Mesmo que não respondam...sei que existe alguém, desse lado, ao meu lado.
E sinto-me menos só, com o David que sinto cada vez mais só dentro de mim.
Não posso evitar senti-lo.
Não quero desobedecer.
Não quero impor a imagem da morte aos outros.
Não posso afastar os amigos.
Há o meu neto.
Preciso de obedecer e controlar a minha tendência natural para falar do David; porque tudo associo ao David.
Porque eu penso, constantemente, no David.
Mas não devo falar...
É difícil.
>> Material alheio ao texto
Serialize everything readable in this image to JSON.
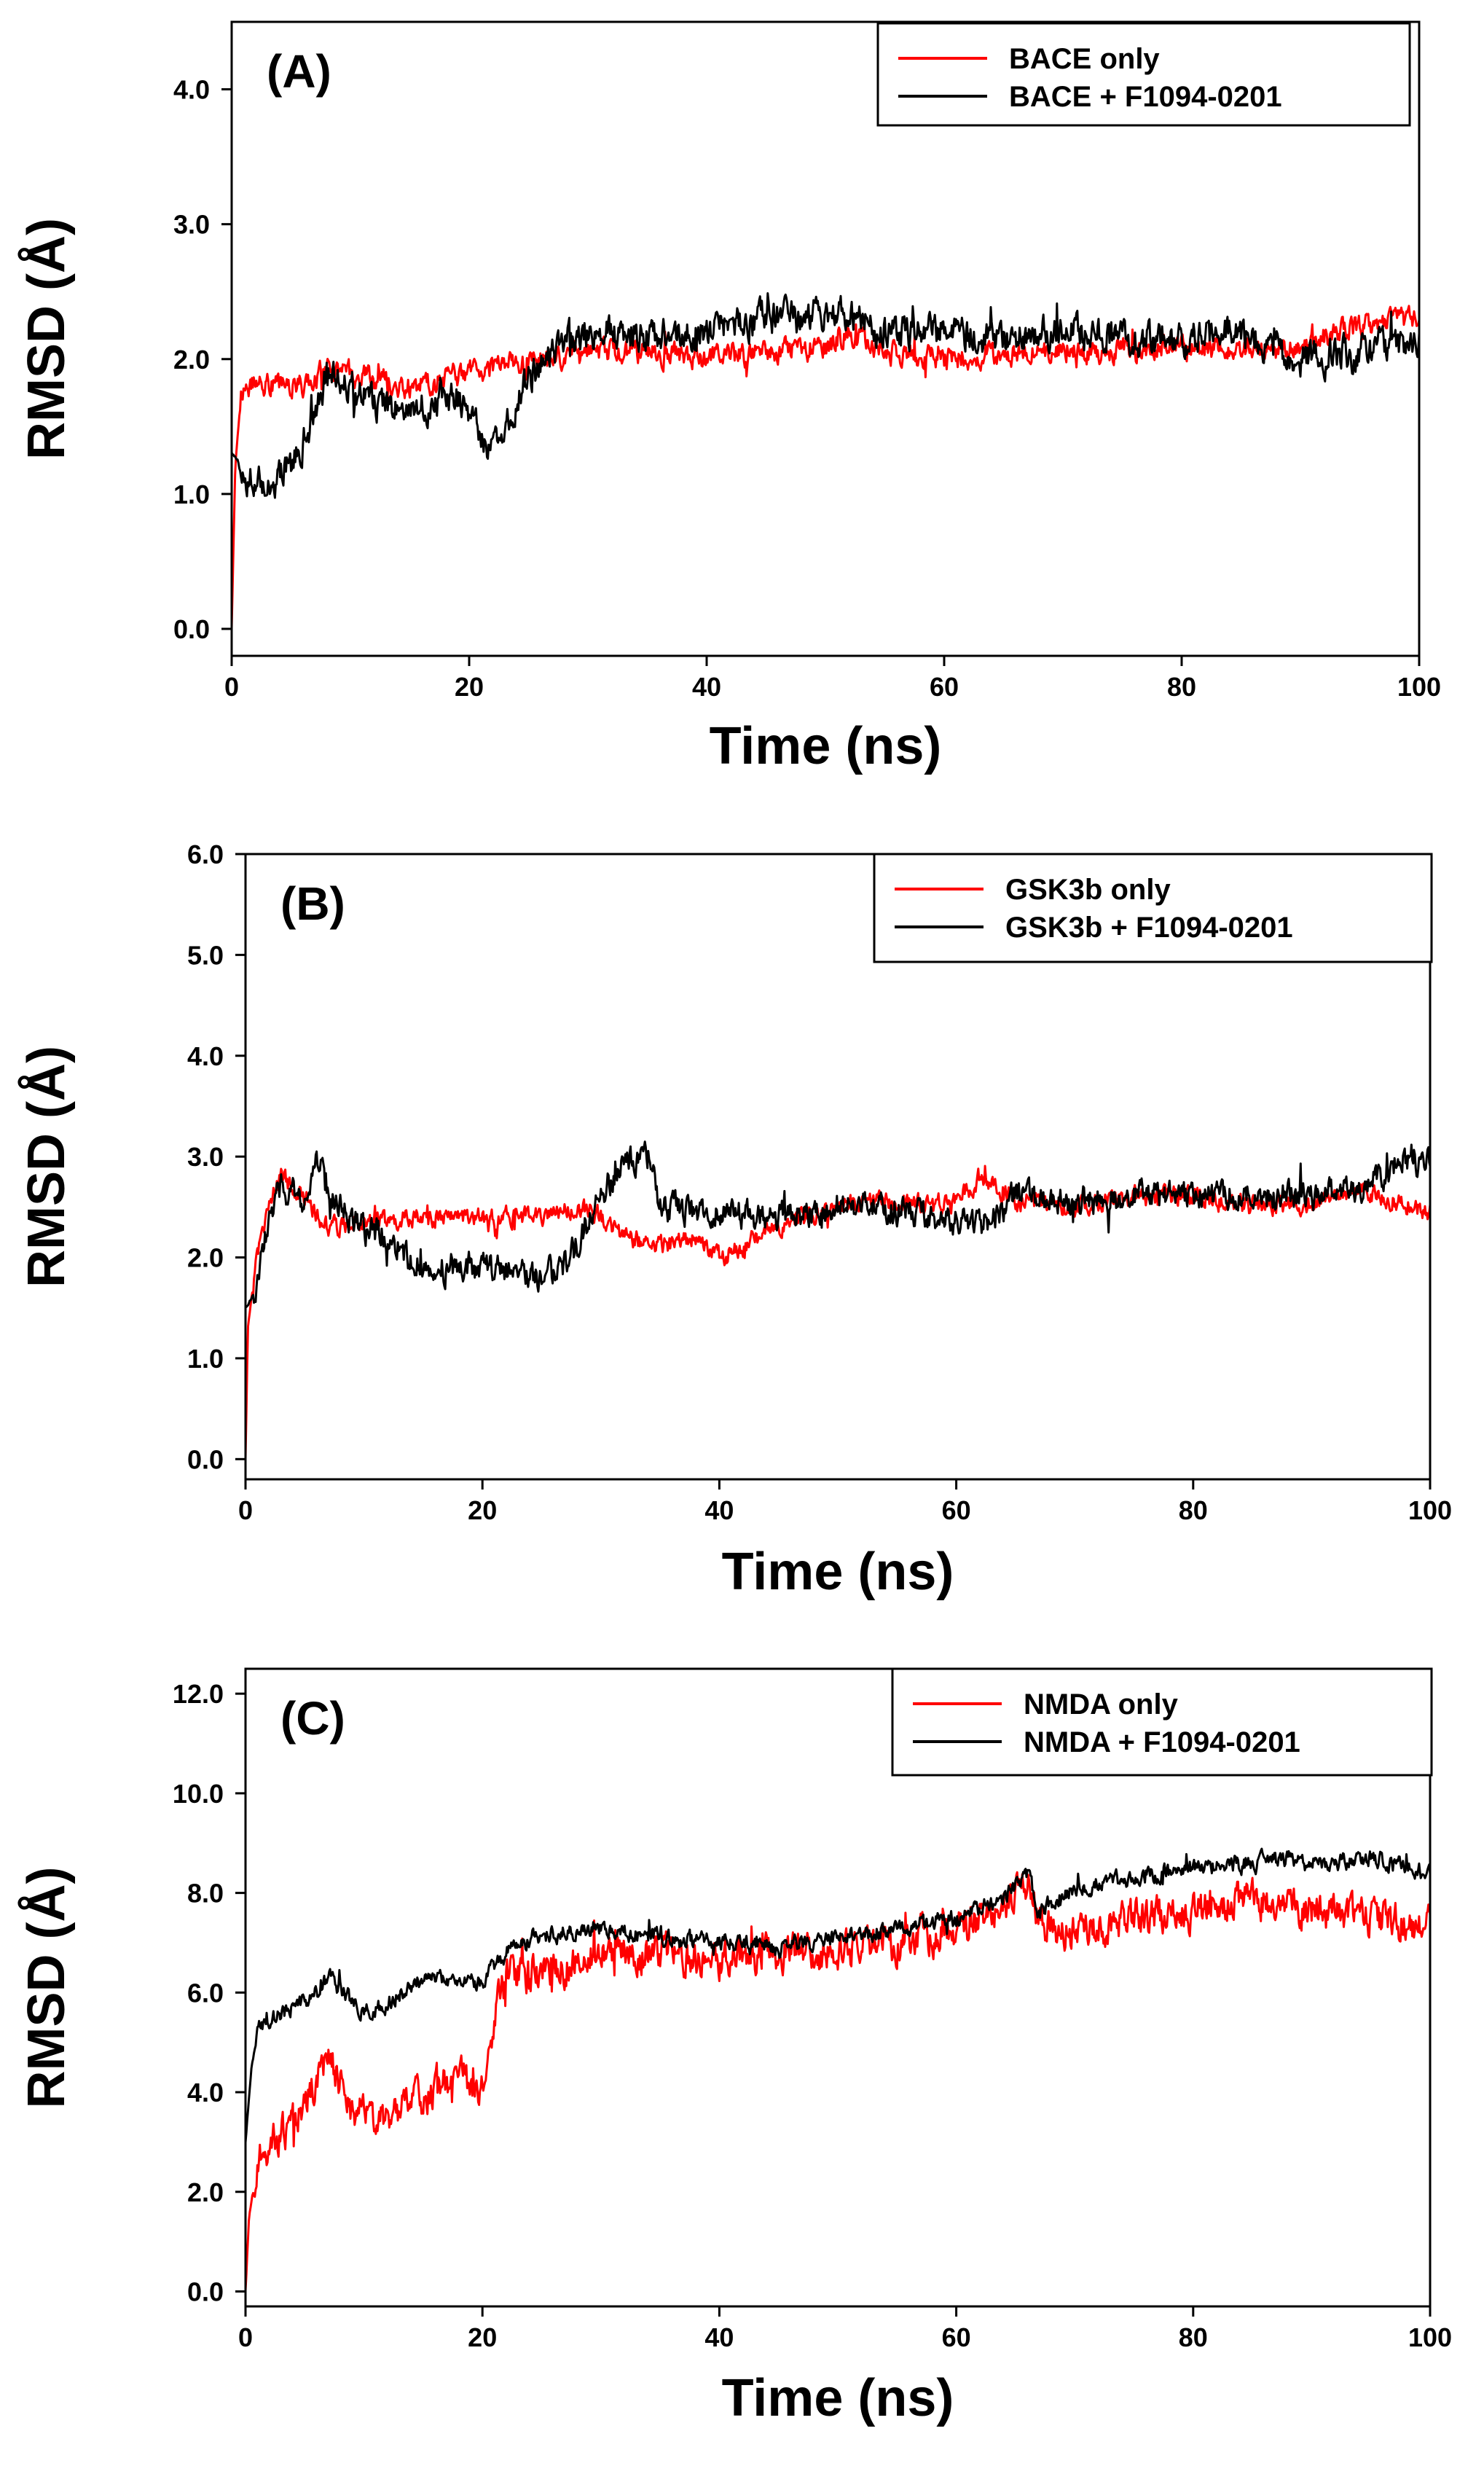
{
  "chart_data": [
    {
      "type": "line",
      "panel_label": "(A)",
      "xlabel": "Time (ns)",
      "ylabel": "RMSD (Å)",
      "xlim": [
        0,
        100
      ],
      "ylim": [
        -0.2,
        4.5
      ],
      "xticks": [
        0,
        20,
        40,
        60,
        80,
        100
      ],
      "yticks": [
        0,
        1,
        2,
        3,
        4
      ],
      "xtick_labels": [
        "0",
        "20",
        "40",
        "60",
        "80",
        "100"
      ],
      "ytick_labels": [
        "0.0",
        "1.0",
        "2.0",
        "3.0",
        "4.0"
      ],
      "legend_position": "top-right",
      "series": [
        {
          "name": "BACE only",
          "color": "#ff0000",
          "x": [
            0,
            0.3,
            0.8,
            2,
            4,
            6,
            8,
            10,
            12,
            15,
            18,
            20,
            22,
            25,
            28,
            30,
            35,
            40,
            45,
            50,
            52,
            55,
            60,
            65,
            70,
            75,
            80,
            85,
            90,
            95,
            100
          ],
          "y": [
            0,
            1.2,
            1.75,
            1.85,
            1.8,
            1.8,
            1.95,
            1.9,
            1.85,
            1.8,
            1.85,
            1.9,
            1.95,
            1.95,
            2.0,
            2.05,
            2.05,
            2.0,
            2.05,
            2.1,
            2.2,
            2.05,
            2.0,
            2.05,
            2.05,
            2.05,
            2.1,
            2.05,
            2.1,
            2.25,
            2.3
          ],
          "noise": 0.07
        },
        {
          "name": "BACE + F1094-0201",
          "color": "#000000",
          "x": [
            0,
            0.5,
            1,
            2,
            3,
            5,
            7,
            8,
            10,
            12,
            15,
            18,
            20,
            21,
            22,
            23,
            25,
            27,
            28,
            30,
            35,
            40,
            45,
            50,
            52,
            55,
            60,
            65,
            70,
            75,
            80,
            85,
            90,
            95,
            100
          ],
          "y": [
            1.3,
            1.25,
            1.15,
            1.1,
            1.1,
            1.2,
            1.6,
            1.9,
            1.8,
            1.65,
            1.6,
            1.75,
            1.6,
            1.4,
            1.35,
            1.5,
            1.85,
            2.05,
            2.15,
            2.2,
            2.2,
            2.2,
            2.3,
            2.3,
            2.35,
            2.2,
            2.2,
            2.15,
            2.2,
            2.15,
            2.15,
            2.2,
            2.0,
            2.05,
            2.15
          ],
          "noise": 0.1
        }
      ]
    },
    {
      "type": "line",
      "panel_label": "(B)",
      "xlabel": "Time (ns)",
      "ylabel": "RMSD (Å)",
      "xlim": [
        0,
        100
      ],
      "ylim": [
        -0.2,
        6.0
      ],
      "xticks": [
        0,
        20,
        40,
        60,
        80,
        100
      ],
      "yticks": [
        0,
        1,
        2,
        3,
        4,
        5,
        6
      ],
      "xtick_labels": [
        "0",
        "20",
        "40",
        "60",
        "80",
        "100"
      ],
      "ytick_labels": [
        "0.0",
        "1.0",
        "2.0",
        "3.0",
        "4.0",
        "5.0",
        "6.0"
      ],
      "legend_position": "top-right",
      "series": [
        {
          "name": "GSK3b only",
          "color": "#ff0000",
          "x": [
            0,
            0.2,
            0.5,
            1,
            2,
            3,
            5,
            7,
            10,
            15,
            20,
            25,
            28,
            30,
            32,
            35,
            38,
            40,
            45,
            50,
            55,
            60,
            62,
            65,
            70,
            75,
            80,
            85,
            90,
            95,
            100
          ],
          "y": [
            0,
            1.3,
            1.6,
            2.0,
            2.5,
            2.8,
            2.6,
            2.3,
            2.35,
            2.4,
            2.4,
            2.4,
            2.5,
            2.4,
            2.2,
            2.1,
            2.2,
            2.0,
            2.3,
            2.5,
            2.55,
            2.55,
            2.8,
            2.55,
            2.5,
            2.6,
            2.6,
            2.5,
            2.55,
            2.65,
            2.45
          ],
          "noise": 0.08
        },
        {
          "name": "GSK3b + F1094-0201",
          "color": "#000000",
          "x": [
            0,
            1,
            2,
            3,
            5,
            6,
            7,
            10,
            12,
            15,
            20,
            25,
            27,
            30,
            32,
            34,
            35,
            40,
            45,
            50,
            55,
            60,
            62,
            65,
            70,
            75,
            80,
            85,
            90,
            95,
            98,
            100
          ],
          "y": [
            1.5,
            1.7,
            2.4,
            2.7,
            2.6,
            3.1,
            2.6,
            2.3,
            2.2,
            1.9,
            1.9,
            1.8,
            1.9,
            2.6,
            3.0,
            3.0,
            2.5,
            2.45,
            2.4,
            2.5,
            2.5,
            2.35,
            2.3,
            2.6,
            2.55,
            2.6,
            2.6,
            2.65,
            2.6,
            2.75,
            3.0,
            2.95
          ],
          "noise": 0.12
        }
      ]
    },
    {
      "type": "line",
      "panel_label": "(C)",
      "xlabel": "Time (ns)",
      "ylabel": "RMSD (Å)",
      "xlim": [
        0,
        100
      ],
      "ylim": [
        -0.3,
        12.5
      ],
      "xticks": [
        0,
        20,
        40,
        60,
        80,
        100
      ],
      "yticks": [
        0,
        2,
        4,
        6,
        8,
        10,
        12
      ],
      "xtick_labels": [
        "0",
        "20",
        "40",
        "60",
        "80",
        "100"
      ],
      "ytick_labels": [
        "0.0",
        "2.0",
        "4.0",
        "6.0",
        "8.0",
        "10.0",
        "12.0"
      ],
      "legend_position": "top-right",
      "series": [
        {
          "name": "NMDA only",
          "color": "#ff0000",
          "x": [
            0,
            0.3,
            1,
            2,
            4,
            6,
            7,
            9,
            12,
            15,
            18,
            20,
            21,
            22,
            25,
            30,
            35,
            40,
            45,
            50,
            55,
            60,
            63,
            66,
            67,
            70,
            75,
            80,
            85,
            90,
            95,
            100
          ],
          "y": [
            0,
            1.5,
            2.7,
            3.0,
            3.3,
            4.2,
            4.8,
            3.6,
            3.5,
            3.9,
            4.3,
            4.0,
            5.5,
            6.3,
            6.4,
            6.8,
            6.8,
            6.6,
            6.8,
            6.8,
            7.0,
            7.3,
            7.6,
            8.3,
            7.4,
            7.2,
            7.5,
            7.6,
            7.9,
            7.6,
            7.5,
            7.3
          ],
          "noise": 0.3
        },
        {
          "name": "NMDA + F1094-0201",
          "color": "#000000",
          "x": [
            0,
            0.5,
            1,
            2,
            4,
            6,
            7,
            10,
            12,
            15,
            18,
            20,
            22,
            25,
            30,
            35,
            40,
            45,
            50,
            55,
            60,
            64,
            66,
            67,
            70,
            75,
            80,
            85,
            88,
            90,
            95,
            100
          ],
          "y": [
            3.0,
            4.5,
            5.3,
            5.5,
            5.7,
            6.0,
            6.3,
            5.6,
            5.8,
            6.3,
            6.2,
            6.2,
            6.8,
            7.2,
            7.3,
            7.1,
            7.0,
            6.9,
            7.1,
            7.3,
            7.5,
            7.9,
            8.4,
            7.6,
            8.1,
            8.3,
            8.5,
            8.6,
            8.7,
            8.6,
            8.7,
            8.4
          ],
          "noise": 0.14
        }
      ]
    }
  ]
}
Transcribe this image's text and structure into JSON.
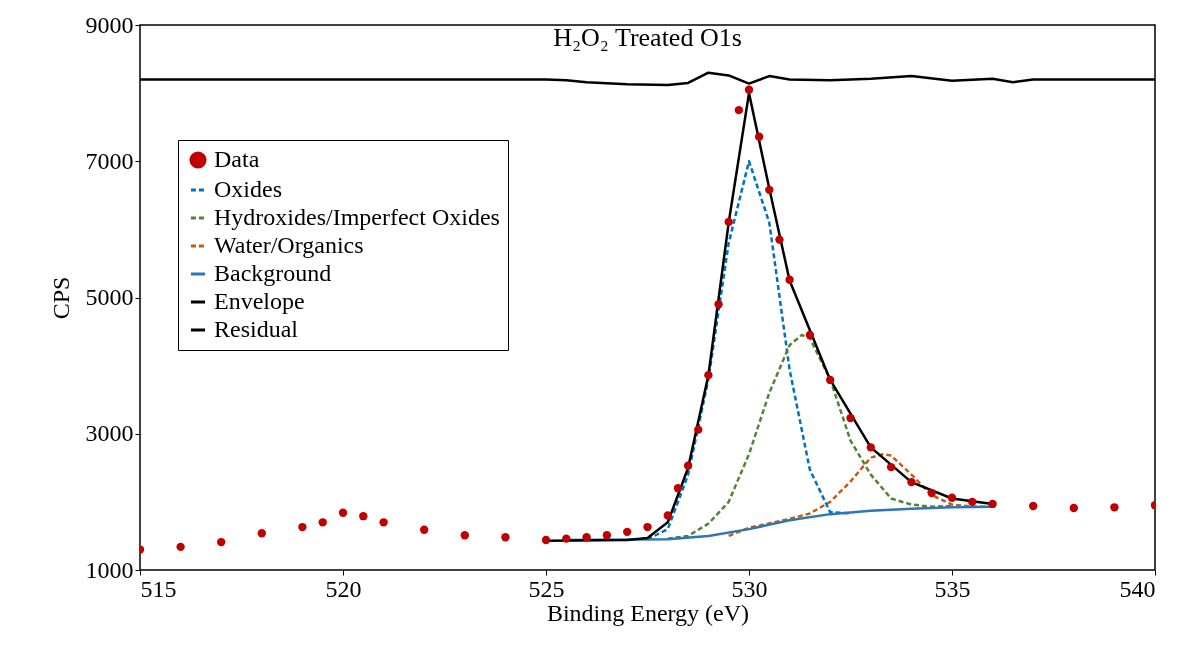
{
  "chart_data": {
    "type": "line",
    "title": "H₂O₂ Treated O1s",
    "xlabel": "Binding Energy (eV)",
    "ylabel": "CPS",
    "xlim": [
      515,
      540
    ],
    "xticks": [
      515,
      520,
      525,
      530,
      535,
      540
    ],
    "ylim": [
      1000,
      9000
    ],
    "yticks": [
      1000,
      3000,
      5000,
      7000,
      9000
    ],
    "grid": false,
    "legend": "top left",
    "series": [
      {
        "name": "Data",
        "type": "scatter",
        "marker": "circle",
        "color": "#c00000",
        "x": [
          515,
          516,
          517,
          518,
          519,
          519.5,
          520,
          520.5,
          521,
          522,
          523,
          524,
          525,
          525.5,
          526,
          526.5,
          527,
          527.5,
          528,
          528.25,
          528.5,
          528.75,
          529,
          529.25,
          529.5,
          529.75,
          530,
          530.25,
          530.5,
          530.75,
          531,
          531.5,
          532,
          532.5,
          533,
          533.5,
          534,
          534.5,
          535,
          535.5,
          536,
          537,
          538,
          539,
          540
        ],
        "values": [
          1300,
          1340,
          1410,
          1540,
          1630,
          1700,
          1840,
          1790,
          1700,
          1590,
          1510,
          1480,
          1440,
          1460,
          1480,
          1510,
          1560,
          1630,
          1800,
          2200,
          2530,
          3060,
          3860,
          4900,
          6110,
          7750,
          8050,
          7360,
          6580,
          5850,
          5260,
          4450,
          3790,
          3230,
          2800,
          2510,
          2290,
          2130,
          2060,
          2000,
          1970,
          1940,
          1910,
          1920,
          1950
        ]
      },
      {
        "name": "Oxides",
        "line_style": "dashed",
        "color": "#0070c0",
        "x": [
          527.5,
          528,
          528.5,
          529,
          529.5,
          530,
          530.5,
          531,
          531.5,
          532,
          532.5
        ],
        "values": [
          1450,
          1600,
          2400,
          3800,
          5800,
          7000,
          6100,
          3940,
          2470,
          1850,
          1830
        ]
      },
      {
        "name": "Hydroxides/Imperfect Oxides",
        "line_style": "dashed",
        "color": "#548235",
        "x": [
          528,
          528.5,
          529,
          529.5,
          530,
          530.5,
          531,
          531.3,
          531.5,
          532,
          532.5,
          533,
          533.5,
          534,
          534.5,
          535
        ],
        "values": [
          1460,
          1500,
          1680,
          2000,
          2700,
          3600,
          4300,
          4450,
          4400,
          3800,
          2900,
          2400,
          2050,
          1960,
          1930,
          1940
        ]
      },
      {
        "name": "Water/Organics",
        "line_style": "dashed",
        "color": "#c55a11",
        "x": [
          529.5,
          530,
          531,
          531.5,
          532,
          532.5,
          533,
          533.3,
          533.5,
          534,
          534.5,
          535,
          535.5,
          536
        ],
        "values": [
          1500,
          1620,
          1750,
          1830,
          2000,
          2300,
          2650,
          2700,
          2680,
          2400,
          2100,
          1960,
          1930,
          1930
        ]
      },
      {
        "name": "Background",
        "line_style": "solid",
        "color": "#2e75b6",
        "x": [
          525.5,
          528,
          529,
          530,
          531,
          532,
          533,
          534,
          535,
          536
        ],
        "values": [
          1440,
          1450,
          1500,
          1600,
          1730,
          1820,
          1870,
          1900,
          1920,
          1930
        ]
      },
      {
        "name": "Envelope",
        "line_style": "solid",
        "color": "#000000",
        "x": [
          525,
          527,
          527.5,
          528,
          528.5,
          529,
          529.5,
          530,
          530.5,
          531,
          532,
          533,
          534,
          535,
          536
        ],
        "values": [
          1430,
          1440,
          1470,
          1700,
          2500,
          3860,
          6100,
          8000,
          6600,
          5250,
          3790,
          2800,
          2290,
          2050,
          1970
        ]
      },
      {
        "name": "Residual",
        "line_style": "solid",
        "color": "#000000",
        "x": [
          515,
          525,
          525.5,
          526,
          527,
          528,
          528.5,
          529,
          529.5,
          530,
          530.5,
          531,
          532,
          533,
          534,
          535,
          536,
          536.5,
          537,
          540
        ],
        "values": [
          8200,
          8200,
          8190,
          8160,
          8130,
          8120,
          8150,
          8300,
          8260,
          8140,
          8250,
          8200,
          8190,
          8210,
          8250,
          8180,
          8210,
          8160,
          8200,
          8200
        ]
      }
    ]
  }
}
Tão difícil.
Mas não me proibiram de falar de longe, de escrever de longe, de partilhar de longe...
Por isso, agradeço aos amigos virtuais que encontrei nesta Casa da Venância.
Com eles por perto, embora não presentes aqui e agora, sinto menos esta solidão de estar só com...
Sinto menos esta agonia na garganta; este nó que só se desprende depois de chorar um bocadinho e de falar um bocadinho mais ... do David.




Sou o fantasma de um rei

Que sem cessar percorre
As salas de um palácio abandonado...
Minha história não sei...
Longe em mim, fumo de eu pensá-la, morre
A ideia de que tive algum passado...

Eu não sei o que sou.
Não sei se sou o sonho
Que alguém do outro mundo esteja tendo...
Creio talvez que estou
Sendo um perfil casual de rei tristonho
Numa história que um deus está relendo...

Fernando Pessoa

15 comentários:

Branca disse...

"Mesmo que não respondam...sei que existe alguém, desse lado, ao meu lado." - É verdade Isabel, por isso aqui estou, mesmo quando não escrevo.
Beijos.
Branca

Anónimo disse...

ISABEL

Querida Amiga,

O Psiquiatra lá sabe, com todo o respeito ...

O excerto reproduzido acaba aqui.